Question

An object with mass 3.5 kg is attached to a spring with spring stiffness constant k = 270 N/m and is executing simple harmonic motion. When the object is 0.020 m from its equilibrium position, it is moving with a speed of 0.55 m/s.
(a) Calculate the amplitude of the motion.
_____ m
(b) Calculate the maximum velocity attained by the object. [Hint: Use conservation of energy.]
______ m/s

Answer 1

Concepts and reason

Use the concept of simple harmonic motion and conservation of energy to solve this problem.

First, apply the conservation of energy to the spring-mass system to obtain the amplitude of motion.

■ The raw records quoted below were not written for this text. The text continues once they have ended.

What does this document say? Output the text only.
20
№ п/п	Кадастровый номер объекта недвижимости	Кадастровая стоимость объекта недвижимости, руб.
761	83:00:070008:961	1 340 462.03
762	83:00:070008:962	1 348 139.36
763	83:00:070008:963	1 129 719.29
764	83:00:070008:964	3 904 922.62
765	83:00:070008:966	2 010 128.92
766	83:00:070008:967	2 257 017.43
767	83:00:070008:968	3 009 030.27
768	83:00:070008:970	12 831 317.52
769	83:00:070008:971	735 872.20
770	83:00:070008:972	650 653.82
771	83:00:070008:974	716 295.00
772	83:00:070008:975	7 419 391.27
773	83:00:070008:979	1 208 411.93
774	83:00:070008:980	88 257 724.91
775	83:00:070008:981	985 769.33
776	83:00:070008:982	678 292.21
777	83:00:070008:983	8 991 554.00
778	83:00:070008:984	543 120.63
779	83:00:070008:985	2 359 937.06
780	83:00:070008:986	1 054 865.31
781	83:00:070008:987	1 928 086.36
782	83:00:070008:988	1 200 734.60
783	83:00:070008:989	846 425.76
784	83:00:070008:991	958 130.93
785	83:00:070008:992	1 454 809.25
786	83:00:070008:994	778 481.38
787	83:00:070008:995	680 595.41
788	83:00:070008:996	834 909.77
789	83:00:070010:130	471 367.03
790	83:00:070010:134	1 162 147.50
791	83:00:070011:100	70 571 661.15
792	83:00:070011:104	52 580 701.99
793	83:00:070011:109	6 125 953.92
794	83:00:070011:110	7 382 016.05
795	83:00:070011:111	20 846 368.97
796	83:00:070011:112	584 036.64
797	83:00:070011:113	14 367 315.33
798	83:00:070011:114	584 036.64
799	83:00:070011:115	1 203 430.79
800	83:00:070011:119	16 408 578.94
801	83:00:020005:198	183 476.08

Later, find the maximum velocity attained by the object using the conservation of energy concept.

Fundamentals

The formula for the potential energy of the spring is as follows:

$PE = \frac{1}{2}k{x^2}$ …… (1)

Here, k is the spring constant, x is the displacement.

The kinetic energy of the mass attached to a spring is as follows:

$KE = \frac{1}{2}m{v^2}$ …… (2)

Here, m is the mass of the object, and v is the velocity of the mass.

The expression for the maximum potential energy of the spring is as follows:

${\left( {P{E_{Spring}}} \right)_{\max }} = \frac{1}{2}kx_{\max }^2$ …… (3)

Here, ${\left( {P{E_{Spring}}} \right)_{\max }}$ is the maximum potential energy of the spring, and ${x_{\max }}$ is the maximum displacement.

(a)

From the conservation of energy;

${\left( {P{E_{Spring}}} \right)_{\max }} = PE + KE$

Substitute the equations (1), (2), and (3) in the above equation.

$\frac{1}{2}kx_{\max }^2 = \frac{1}{2}k{x^2} + \frac{1}{2}m{v^2}$

Rearrange the above equation for ${x_{\max }}$ as follows:

$\begin{array}{c}\\x_{\max }^2 = \frac{{k{x^2} + m{v^2}}}{k}\\\\{x_{\max }} = \sqrt {\frac{{k{x^2} + m{v^2}}}{k}} \\\end{array}$

Substitute 270 N/m for k, 0.020 m for x, 3.5 kg for m, and 0.55 m/s for v.

$\begin{array}{c}\\{x_{\max }} = \sqrt {\frac{{\left( {270\;{\rm{N/m}}} \right){{\left( {0.020\;{\rm{m}}} \right)}^2} + \left( {3.5\;{\rm{kg}}} \right){{\left( {0.55\;{\rm{m/s}}} \right)}^2}}}{{\left( {270\;{\rm{N/m}}} \right)}}} \\\\ = 0.066\;{\rm{m}}\\\end{array}$

(b)

From the conservation of energy;

$\begin{array}{c}\\\frac{1}{2}k{x^2} = \frac{1}{2}m{v^2}\\\\k{x^2} = m{v^2}\\\end{array}$

Substitute ${v_{\max }}$ for v and ${x_{\max }}$ for x.

$kx_{\max }^2 = mv_{\max }^2$

Here, ${v_{\max }}$ is the maximum velocity and ${x_{\max }}$ is the maximum displacement.

Rearrange the above equation for ${v_{\max }}$ , to obtain the maximum velocity gained by the object.

${v_{\max }} = \sqrt {\frac{{kx_{\max }^2}}{m}}$

Substitute 270 N/m for k, 0.066 m for ${x_{\max }}$ , and 3.5 kg for m.

$\begin{array}{c}\\{v_{\max }} = \sqrt {\frac{{\left( {270\;{\rm{N/m}}} \right){{\left( {0.066\;{\rm{m}}} \right)}^2}}}{{3.5\;{\rm{kg}}}}} \\\\ = 0.58\;{\rm{m/s}}\\\end{array}$

Ans: Part a

The amplitude of the motion of the spring is 0.066 m.

Part b

The maximum velocity attained by the object is 0.58 m/s.